Can someone explain?
ANSWER
Thanks to the answers below, it appears that the postfix operator doesn't necessarily have to return by value (according to the standards).
However, due to the semantic requirements of the postfix operator (return the original value, but increment the reference to the original value afterwards), in conjunction with the standard requirement of:
Operator overloads are functions, and thus all side effects must take place before the function completes.
as explained clearly by David Rodriguez below, bifurcating the value seems to be a necessary consequence of the semantic requirements.
In this context, since we are returning the other value (not the original reference, since it will have changed by the closing brace of the function), returning the other value by-value seems to make the most sense.
Upvotes: 7
Views: 2529
Reputation: 208436
Postfix operators are expressions that yield the original value and then modify the object. At the same time, operator overloads are functions, and thus all side effects must take place before the function completes.
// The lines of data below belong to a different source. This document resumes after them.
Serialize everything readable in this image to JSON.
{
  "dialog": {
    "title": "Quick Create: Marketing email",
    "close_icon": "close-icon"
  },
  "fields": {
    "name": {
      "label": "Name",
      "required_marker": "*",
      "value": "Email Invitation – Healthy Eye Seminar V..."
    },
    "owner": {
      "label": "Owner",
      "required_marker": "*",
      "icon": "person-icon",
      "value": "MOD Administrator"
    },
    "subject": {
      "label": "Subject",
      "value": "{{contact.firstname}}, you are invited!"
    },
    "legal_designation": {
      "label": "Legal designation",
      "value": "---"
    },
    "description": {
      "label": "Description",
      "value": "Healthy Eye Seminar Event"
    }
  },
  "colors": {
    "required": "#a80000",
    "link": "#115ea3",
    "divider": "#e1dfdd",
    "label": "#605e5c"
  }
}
The only way of attaining the required semantics is by copying the initial state of the object before applying the change. The original state must be returned by value (if a reference was returned, the evaluation of the expression would yield the state of the object after the function completes, and thus would have the semantics of prefix operators, not postfix ones)
Upvotes: 15
Reputation: 800
Sure it was good reason for that. Post increment operator does following things:
There is no way of returning the reference to the 'old value' of variable. It's gone.
Upvotes: 3
Reputation: 474086
The following code is well-defined in C and C++:
int i = 7;
printf("%i\n", i++ + 2);
This will print 9 to the console, while i
will be 8. Guaranteed.
The postfix increment/decrements modify i
, but they return the old value of i
. The only way to do that with an object is to save the current value in a new value, increment yourself, and return the saved value.
Upvotes: 3
Reputation: 206586
It is the convention because a typical implementation of post fix involves creating a temporary object local to the function, while incrementing the originally passed object using the prefix operator and then returning the temporary object. You cannot return a reference to that local object and hence it needs to be returned by value.
You cannot return a reference because the local object is guaranteed to be alive only within the scope of the function and any access to it beyond this scope will result in Undefined Behavior.